BERLIN (Reuters) – Germany unveiled its new strategy on China on Thursday, which points to Beijing’s “increasingly assertive” stance and outlines possible responses, such as controlling foreign investment. foreign in advanced technologies for military use.
The 64-page document is part of a broader movement in the West to reduce strategic dependencies on China over concerns over Beijing’s hegemony in the Indo-Pacific region.
“China has changed. As a result of this and China’s policy decisions, we need to change our approach to China,” reads the document approved by the cabinet on Thursday after months of wrangling in Chancellor Olaf’s three-party coalition.
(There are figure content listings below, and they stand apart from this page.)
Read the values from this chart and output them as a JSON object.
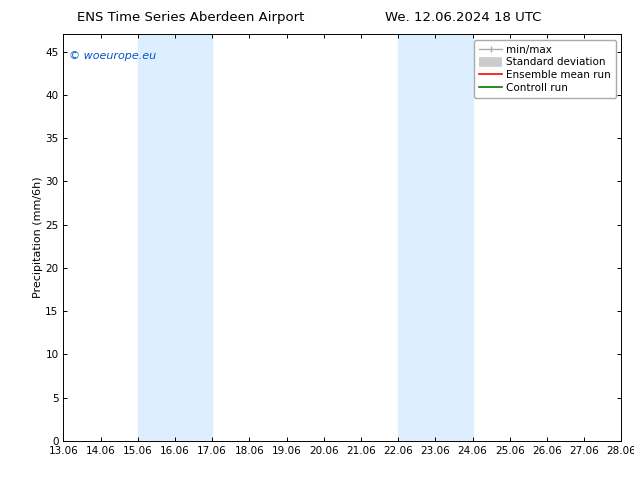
{
  "title_left": "ENS Time Series Aberdeen Airport",
  "title_right": "We. 12.06.2024 18 UTC",
  "ylabel": "Precipitation (mm/6h)",
  "xmin": 13.06,
  "xmax": 28.06,
  "ymin": 0,
  "ymax": 47,
  "yticks": [
    0,
    5,
    10,
    15,
    20,
    25,
    30,
    35,
    40,
    45
  ],
  "xtick_labels": [
    "13.06",
    "14.06",
    "15.06",
    "16.06",
    "17.06",
    "18.06",
    "19.06",
    "20.06",
    "21.06",
    "22.06",
    "23.06",
    "24.06",
    "25.06",
    "26.06",
    "27.06",
    "28.06"
  ],
  "xtick_values": [
    13.06,
    14.06,
    15.06,
    16.06,
    17.06,
    18.06,
    19.06,
    20.06,
    21.06,
    22.06,
    23.06,
    24.06,
    25.06,
    26.06,
    27.06,
    28.06
  ],
  "shaded_regions": [
    {
      "xstart": 15.06,
      "xend": 17.06
    },
    {
      "xstart": 22.06,
      "xend": 24.06
    }
  ],
  "shaded_color": "#ddeeff",
  "watermark_text": "© woeurope.eu",
  "watermark_color": "#0055cc",
  "legend_entries": [
    {
      "label": "min/max",
      "color": "#aaaaaa",
      "linewidth": 1.0,
      "type": "minmax"
    },
    {
      "label": "Standard deviation",
      "color": "#cccccc",
      "linewidth": 7,
      "type": "band"
    },
    {
      "label": "Ensemble mean run",
      "color": "#ff0000",
      "linewidth": 1.2,
      "type": "line"
    },
    {
      "label": "Controll run",
      "color": "#007700",
      "linewidth": 1.2,
      "type": "line"
    }
  ],
  "bg_color": "#ffffff",
  "plot_bg_color": "#ffffff",
  "title_fontsize": 9.5,
  "tick_fontsize": 7.5,
  "ylabel_fontsize": 8,
  "legend_fontsize": 7.5,
  "watermark_fontsize": 8
}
Scholz.
China remains an indispensable partner in tackling global challenges such as climate change and pandemics.
However, it is increasingly assertive in its attempts to change the rules-based international order, with implications for global security.
China’s decision to expand its relations with Russia also has immediate consequences for Germany’s security.
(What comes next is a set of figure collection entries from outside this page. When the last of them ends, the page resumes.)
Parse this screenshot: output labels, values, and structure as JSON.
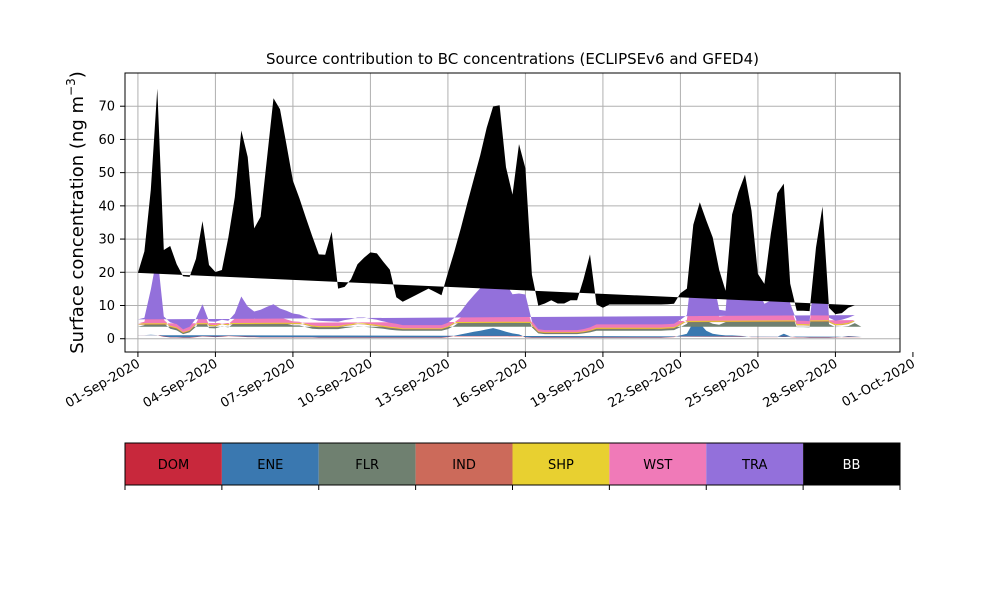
{
  "chart_data": {
    "type": "area",
    "stacked": true,
    "title": "Source contribution to BC concentrations (ECLIPSEv6 and GFED4)",
    "ylabel": "Surface concentration (ng m⁻³)",
    "ylabel_text": "Surface concentration (ng m",
    "ylabel_sup": "−3",
    "ylabel_close": ")",
    "xlabel": "",
    "x_start": "2020-09-01",
    "xlim_days": [
      -0.5,
      29.5
    ],
    "ylim": [
      -4,
      80
    ],
    "yticks": [
      0,
      10,
      20,
      30,
      40,
      50,
      60,
      70
    ],
    "xticks": [
      {
        "day": 0,
        "label": "01-Sep-2020"
      },
      {
        "day": 3,
        "label": "04-Sep-2020"
      },
      {
        "day": 6,
        "label": "07-Sep-2020"
      },
      {
        "day": 9,
        "label": "10-Sep-2020"
      },
      {
        "day": 12,
        "label": "13-Sep-2020"
      },
      {
        "day": 15,
        "label": "16-Sep-2020"
      },
      {
        "day": 18,
        "label": "19-Sep-2020"
      },
      {
        "day": 21,
        "label": "22-Sep-2020"
      },
      {
        "day": 24,
        "label": "25-Sep-2020"
      },
      {
        "day": 27,
        "label": "28-Sep-2020"
      },
      {
        "day": 30,
        "label": "01-Oct-2020"
      }
    ],
    "grid": true,
    "legend_position": "bottom",
    "x_days": [
      0,
      0.25,
      0.5,
      0.75,
      1,
      1.25,
      1.5,
      1.75,
      2,
      2.25,
      2.5,
      2.75,
      3,
      3.25,
      3.5,
      3.75,
      4,
      4.25,
      4.5,
      4.75,
      5,
      5.25,
      5.5,
      5.75,
      6,
      6.25,
      6.5,
      6.75,
      7,
      7.25,
      7.5,
      7.75,
      8,
      8.25,
      8.5,
      8.75,
      9,
      9.25,
      9.5,
      9.75,
      10,
      10.25,
      10.5,
      10.75,
      11,
      11.25,
      11.5,
      11.75,
      12,
      12.25,
      12.5,
      12.75,
      13,
      13.25,
      13.5,
      13.75,
      14,
      14.25,
      14.5,
      14.75,
      15,
      15.25,
      15.5,
      15.75,
      16,
      16.25,
      16.5,
      16.75,
      17,
      17.25,
      17.5,
      17.75,
      18,
      18.25,
      18.5,
      18.75,
      19,
      19.25,
      19.5,
      19.75,
      20,
      20.25,
      20.5,
      20.75,
      21,
      21.25,
      21.5,
      21.75,
      22,
      22.25,
      22.5,
      22.75,
      23,
      23.25,
      23.5,
      23.75,
      24,
      24.25,
      24.5,
      24.75,
      25,
      25.25,
      25.5,
      25.75,
      26,
      26.25,
      26.5,
      26.75,
      27,
      27.25,
      27.5,
      27.75,
      28,
      28.25,
      28.5,
      28.75,
      29,
      29.25
    ],
    "series": [
      {
        "name": "DOM",
        "color": "#c8283c",
        "values": [
          1,
          1,
          1,
          1,
          0.6,
          0.4,
          0.4,
          0.3,
          0.3,
          0.5,
          0.7,
          0.6,
          0.5,
          0.6,
          0.8,
          0.7,
          0.6,
          0.5,
          0.5,
          0.4,
          0.4,
          0.4,
          0.4,
          0.4,
          0.4,
          0.4,
          0.4,
          0.4,
          0.3,
          0.3,
          0.3,
          0.3,
          0.3,
          0.3,
          0.3,
          0.3,
          0.3,
          0.3,
          0.3,
          0.3,
          0.3,
          0.3,
          0.3,
          0.3,
          0.3,
          0.3,
          0.3,
          0.3,
          0.5,
          0.8,
          1.2,
          1.6,
          2,
          2.3,
          2.6,
          3,
          2.5,
          2,
          1.5,
          1.2,
          0.4,
          0.3,
          0.3,
          0.3,
          0.3,
          0.3,
          0.3,
          0.3,
          0.3,
          0.3,
          0.3,
          0.3,
          0.3,
          0.3,
          0.3,
          0.3,
          0.3,
          0.3,
          0.3,
          0.3,
          0.3,
          0.3,
          0.4,
          0.5,
          0.8,
          1.2,
          4.5,
          4,
          2,
          1.2,
          1,
          0.8,
          0.8,
          0.7,
          0.6,
          0.5,
          0.5,
          0.5,
          0.5,
          0.5,
          0.7,
          0.5,
          0.4,
          0.4,
          0.3,
          0.3,
          0.3,
          0.3,
          0.4,
          0.5,
          0.7,
          0.6,
          0.5,
          0.5
        ]
      },
      {
        "name": "ENE",
        "color": "#3a78b0",
        "values": [
          0.1,
          0.1,
          0.2,
          0.1,
          0.1,
          0.1,
          0.1,
          0.1,
          0.1,
          0.1,
          0.1,
          0.1,
          0.1,
          0.1,
          0.1,
          0.1,
          0.1,
          0.1,
          0.1,
          0.1,
          0.1,
          0.1,
          0.1,
          0.1,
          0.1,
          0.1,
          0.1,
          0.1,
          0.1,
          0.1,
          0.1,
          0.1,
          0.1,
          0.1,
          0.1,
          0.1,
          0.1,
          0.1,
          0.1,
          0.1,
          0.1,
          0.1,
          0.1,
          0.1,
          0.1,
          0.1,
          0.1,
          0.1,
          0.1,
          0.1,
          0.1,
          0.1,
          0.1,
          0.1,
          0.2,
          0.2,
          0.2,
          0.1,
          0.1,
          0.1,
          0.1,
          0.1,
          0.1,
          0.1,
          0.1,
          0.1,
          0.1,
          0.1,
          0.1,
          0.1,
          0.1,
          0.1,
          0.1,
          0.1,
          0.1,
          0.1,
          0.1,
          0.1,
          0.1,
          0.1,
          0.1,
          0.1,
          0.1,
          0.1,
          0.2,
          0.3,
          0.5,
          0.6,
          0.4,
          0.3,
          0.2,
          0.2,
          0.2,
          0.2,
          0.2,
          0.1,
          0.1,
          0.1,
          0.1,
          0.1,
          0.8,
          0.2,
          0.1,
          0.1,
          0.1,
          0.1,
          0.1,
          0.1,
          0.1,
          0.1,
          0.1,
          0.1,
          0.1,
          0.1
        ]
      },
      {
        "name": "FLR",
        "color": "#6f8070",
        "values": [
          2.5,
          3,
          10,
          18,
          4,
          2.5,
          2,
          1,
          1.5,
          3,
          6,
          2.5,
          2.5,
          3,
          2.5,
          4,
          7.5,
          5,
          4,
          4.5,
          5,
          5.5,
          4.5,
          4,
          3.5,
          3.5,
          3,
          2.5,
          2.5,
          2.5,
          2.5,
          2.5,
          2.8,
          3,
          3.3,
          3.2,
          3,
          2.8,
          2.6,
          2.3,
          2.1,
          2,
          2,
          2,
          2,
          2,
          2,
          2,
          2.3,
          3,
          4,
          5.5,
          7,
          8,
          10,
          10.5,
          10,
          9.5,
          7.5,
          8,
          8.5,
          3,
          1.2,
          1,
          1,
          1,
          1,
          1,
          1,
          1.2,
          1.5,
          2,
          2,
          2,
          2,
          2,
          2,
          2,
          2,
          2,
          2,
          2,
          2,
          2,
          2.5,
          3,
          3,
          3,
          3,
          3,
          3,
          4,
          28,
          33,
          36,
          30,
          12,
          8,
          9,
          14,
          20,
          8,
          3,
          3,
          3,
          20,
          35,
          4,
          3,
          3,
          3,
          4,
          3,
          3,
          3,
          4,
          5,
          4.5
        ]
      },
      {
        "name": "IND",
        "color": "#cc6a5a",
        "values": [
          0.6,
          0.6,
          1,
          1.5,
          0.6,
          0.5,
          0.5,
          0.3,
          0.4,
          0.6,
          1,
          0.6,
          0.6,
          0.6,
          0.6,
          0.8,
          1.3,
          1,
          0.9,
          0.9,
          1,
          1,
          0.9,
          0.8,
          0.7,
          0.7,
          0.6,
          0.6,
          0.5,
          0.5,
          0.5,
          0.5,
          0.6,
          0.6,
          0.7,
          0.7,
          0.6,
          0.6,
          0.5,
          0.5,
          0.5,
          0.4,
          0.4,
          0.4,
          0.4,
          0.4,
          0.4,
          0.4,
          0.5,
          0.6,
          0.7,
          0.9,
          1,
          1.2,
          1.5,
          1.5,
          1.4,
          1.3,
          1.2,
          1.2,
          1.2,
          0.5,
          0.3,
          0.3,
          0.3,
          0.3,
          0.3,
          0.3,
          0.3,
          0.3,
          0.4,
          0.5,
          0.5,
          0.5,
          0.5,
          0.5,
          0.5,
          0.5,
          0.5,
          0.5,
          0.5,
          0.5,
          0.5,
          0.5,
          0.6,
          0.7,
          9,
          12,
          10,
          7,
          2,
          1.5,
          1.5,
          1.8,
          2,
          1,
          0.5,
          0.5,
          0.5,
          1.2,
          1.5,
          0.5,
          0.5,
          0.5,
          0.5,
          0.5,
          0.5,
          0.5,
          0.5,
          0.5,
          0.6,
          0.5
        ]
      },
      {
        "name": "SHP",
        "color": "#e8d030",
        "values": [
          0.1,
          0.1,
          0.1,
          0.1,
          0.1,
          0.1,
          0.1,
          0.1,
          0.1,
          0.1,
          0.1,
          0.1,
          0.1,
          0.1,
          0.1,
          0.1,
          0.1,
          0.1,
          0.1,
          0.1,
          0.1,
          0.1,
          0.1,
          0.1,
          0.1,
          0.1,
          0.1,
          0.1,
          0.1,
          0.1,
          0.1,
          0.1,
          0.1,
          0.1,
          0.1,
          0.1,
          0.1,
          0.1,
          0.1,
          0.1,
          0.1,
          0.1,
          0.1,
          0.1,
          0.1,
          0.1,
          0.1,
          0.1,
          0.1,
          0.1,
          0.1,
          0.1,
          0.1,
          0.1,
          0.1,
          0.1,
          0.1,
          0.1,
          0.1,
          0.1,
          0.1,
          0.1,
          0.1,
          0.1,
          0.1,
          0.1,
          0.1,
          0.1,
          0.1,
          0.1,
          0.1,
          0.1,
          0.1,
          0.1,
          0.1,
          0.1,
          0.1,
          0.1,
          0.1,
          0.1,
          0.1,
          0.1,
          0.1,
          0.1,
          0.1,
          0.1,
          0.3,
          0.3,
          0.2,
          0.2,
          0.1,
          0.1,
          0.1,
          0.1,
          0.1,
          0.1,
          0.1,
          0.1,
          0.1,
          0.1,
          0.1,
          0.1,
          0.1,
          0.1,
          0.1,
          0.1,
          0.1,
          0.1,
          0.1,
          0.1,
          0.1,
          0.1,
          0.1,
          0.1
        ]
      },
      {
        "name": "WST",
        "color": "#f07ab8",
        "values": [
          0.3,
          0.3,
          0.5,
          0.6,
          0.3,
          0.3,
          0.3,
          0.2,
          0.2,
          0.3,
          0.5,
          0.3,
          0.3,
          0.3,
          0.3,
          0.4,
          0.6,
          0.5,
          0.4,
          0.4,
          0.5,
          0.5,
          0.4,
          0.4,
          0.4,
          0.3,
          0.3,
          0.3,
          0.3,
          0.3,
          0.3,
          0.3,
          0.3,
          0.3,
          0.3,
          0.3,
          0.3,
          0.3,
          0.3,
          0.3,
          0.3,
          0.2,
          0.2,
          0.2,
          0.2,
          0.2,
          0.2,
          0.2,
          0.2,
          0.3,
          0.3,
          0.4,
          0.4,
          0.5,
          0.6,
          0.6,
          0.6,
          0.6,
          0.5,
          0.5,
          0.5,
          0.3,
          0.2,
          0.2,
          0.2,
          0.2,
          0.2,
          0.2,
          0.2,
          0.2,
          0.2,
          0.3,
          0.3,
          0.3,
          0.3,
          0.3,
          0.3,
          0.3,
          0.3,
          0.3,
          0.3,
          0.3,
          0.3,
          0.3,
          0.3,
          0.4,
          1,
          1.2,
          1,
          0.8,
          0.4,
          0.3,
          0.3,
          0.4,
          0.5,
          0.3,
          0.3,
          0.3,
          0.3,
          0.4,
          0.6,
          0.3,
          0.3,
          0.3,
          0.3,
          0.3,
          0.3,
          0.3,
          0.3,
          0.3,
          0.3,
          0.3,
          0.3,
          0.3
        ]
      },
      {
        "name": "TRA",
        "color": "#9370db",
        "values": [
          1.2,
          1.2,
          2,
          4,
          1,
          1,
          1,
          0.8,
          1,
          1.5,
          2,
          1,
          1,
          1,
          1,
          1.5,
          2.5,
          2.5,
          2.2,
          2.3,
          2.5,
          2.8,
          2.7,
          2.6,
          2.4,
          2.2,
          2,
          1.8,
          1.6,
          1.5,
          1.4,
          1.3,
          1.4,
          1.5,
          1.6,
          1.7,
          1.6,
          1.5,
          1.3,
          1.2,
          1.1,
          1,
          1,
          1,
          1,
          1,
          1,
          1,
          1.1,
          1.4,
          1.8,
          2.2,
          2.5,
          3,
          3.5,
          4,
          3.5,
          3,
          2.5,
          2.5,
          2.5,
          1,
          0.7,
          0.6,
          0.6,
          0.6,
          0.6,
          0.6,
          0.6,
          0.7,
          0.8,
          1,
          1,
          1,
          1,
          1,
          1,
          1,
          1,
          1,
          1,
          1,
          1,
          1,
          1.2,
          1.4,
          6,
          8,
          7,
          6,
          2,
          1.5,
          1.5,
          2,
          3,
          1.5,
          1,
          1,
          1,
          2.5,
          3,
          1,
          1,
          1,
          1,
          1.2,
          1,
          1,
          1,
          1.2,
          1.5,
          1.5
        ]
      },
      {
        "name": "BB",
        "color": "#000000",
        "values": [
          14,
          20,
          30,
          50,
          20,
          23,
          18,
          16,
          15,
          18,
          25,
          17,
          15,
          15,
          25,
          35,
          50,
          45,
          25,
          28,
          45,
          62,
          60,
          50,
          40,
          35,
          30,
          25,
          20,
          20,
          27,
          10,
          10,
          12,
          16,
          18,
          20,
          20,
          18,
          16,
          8,
          7,
          8,
          9,
          10,
          11,
          10,
          9,
          15,
          20,
          25,
          30,
          35,
          40,
          45,
          50,
          52,
          35,
          30,
          45,
          38,
          14,
          7,
          8,
          9,
          8,
          8,
          9,
          9,
          15,
          22,
          6,
          5,
          6,
          6,
          6,
          6,
          6,
          6,
          6,
          6,
          6,
          6,
          6,
          8,
          8,
          10,
          12,
          12,
          12,
          12,
          6,
          5,
          6,
          7,
          5,
          5,
          6,
          20,
          25,
          20,
          6,
          3,
          3,
          3,
          5,
          2.5,
          3,
          2,
          2,
          3,
          3,
          2,
          3,
          3,
          4,
          6,
          3
        ]
      }
    ]
  }
}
Germany will continue to strengthen its military presence and cooperation with partners in the Indo-Pacific region, she said, warning that the status quo in the Taiwan Strait can only be changed by peaceful means and by mutual consent.
“Military escalation would otherwise affect German and European interests,” the strategy states.
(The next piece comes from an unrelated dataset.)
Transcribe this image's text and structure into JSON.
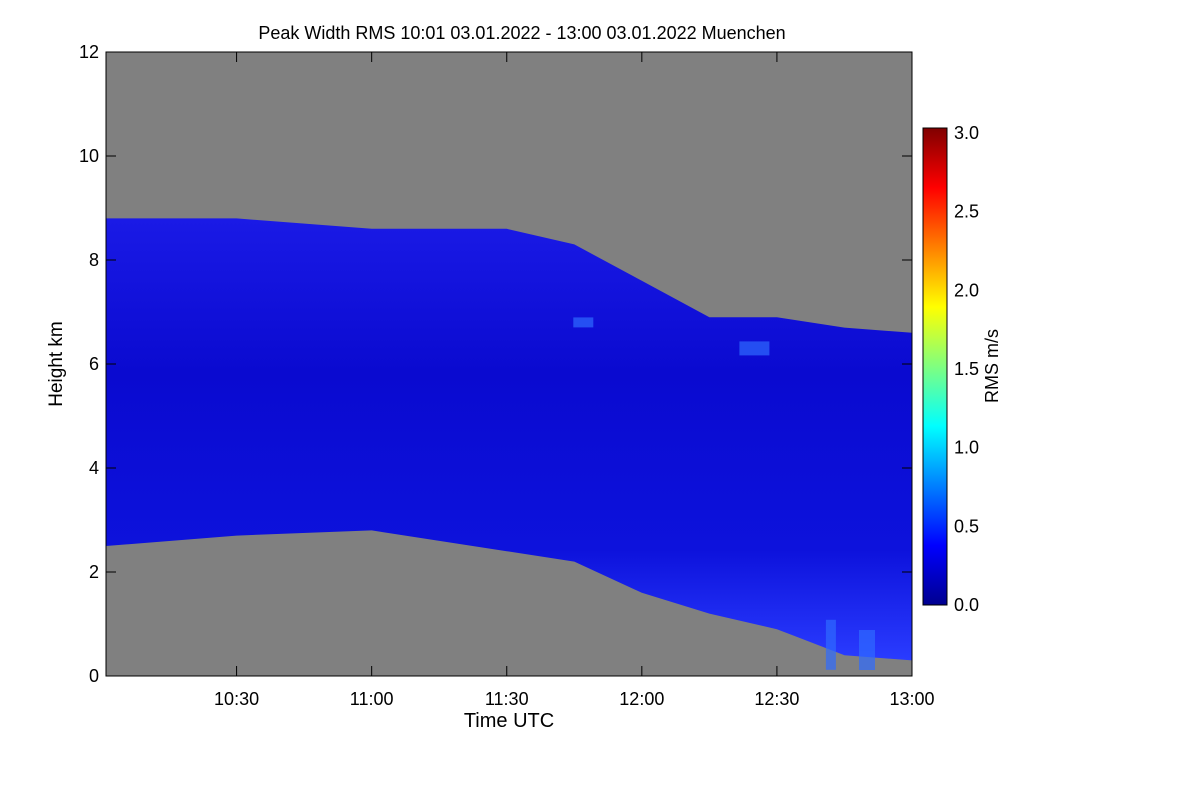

Germany will also develop its close relationship with Taiwan while continuing to adhere to the “one China policy”, which recognizes the government of the People’s Republic of China as the sole legal government of China.
German business associations on Thursday hailed the economic component of the new strategy, as it is based on reducing risk rather than severing economic ties.
The document does not set binding or specific targets for companies.
Germany is particularly concerned about the economic impact of this risk reduction strategy on an economy already in recession, given its close trade ties with China, which became the country’s largest trading partner in 2016. .
“There is a risk that entrepreneurial dynamism will be too constrained,” said Siegfried Russwurm, chairman of industry association BDI.
The BDI believes that a more in-depth discussion on the concrete application of certain measures, such as the instruments for controlling German investments abroad, was still necessary.
With nearly 300 billion euros in imports and exports, China is a key market for large German companies, including Volkswagen, BASF and BMW.
“The federal government affirms its responsibility and determination to coordinate with its partners to prevent the advanced technologies we develop from being used to enhance military capabilities that threaten international peace and security,” the government says in its document. .
“We recognize that appropriate measures designed to counter the risks associated with overseas investment could be important to complement existing instruments for targeted controls of domestic exports and investments.”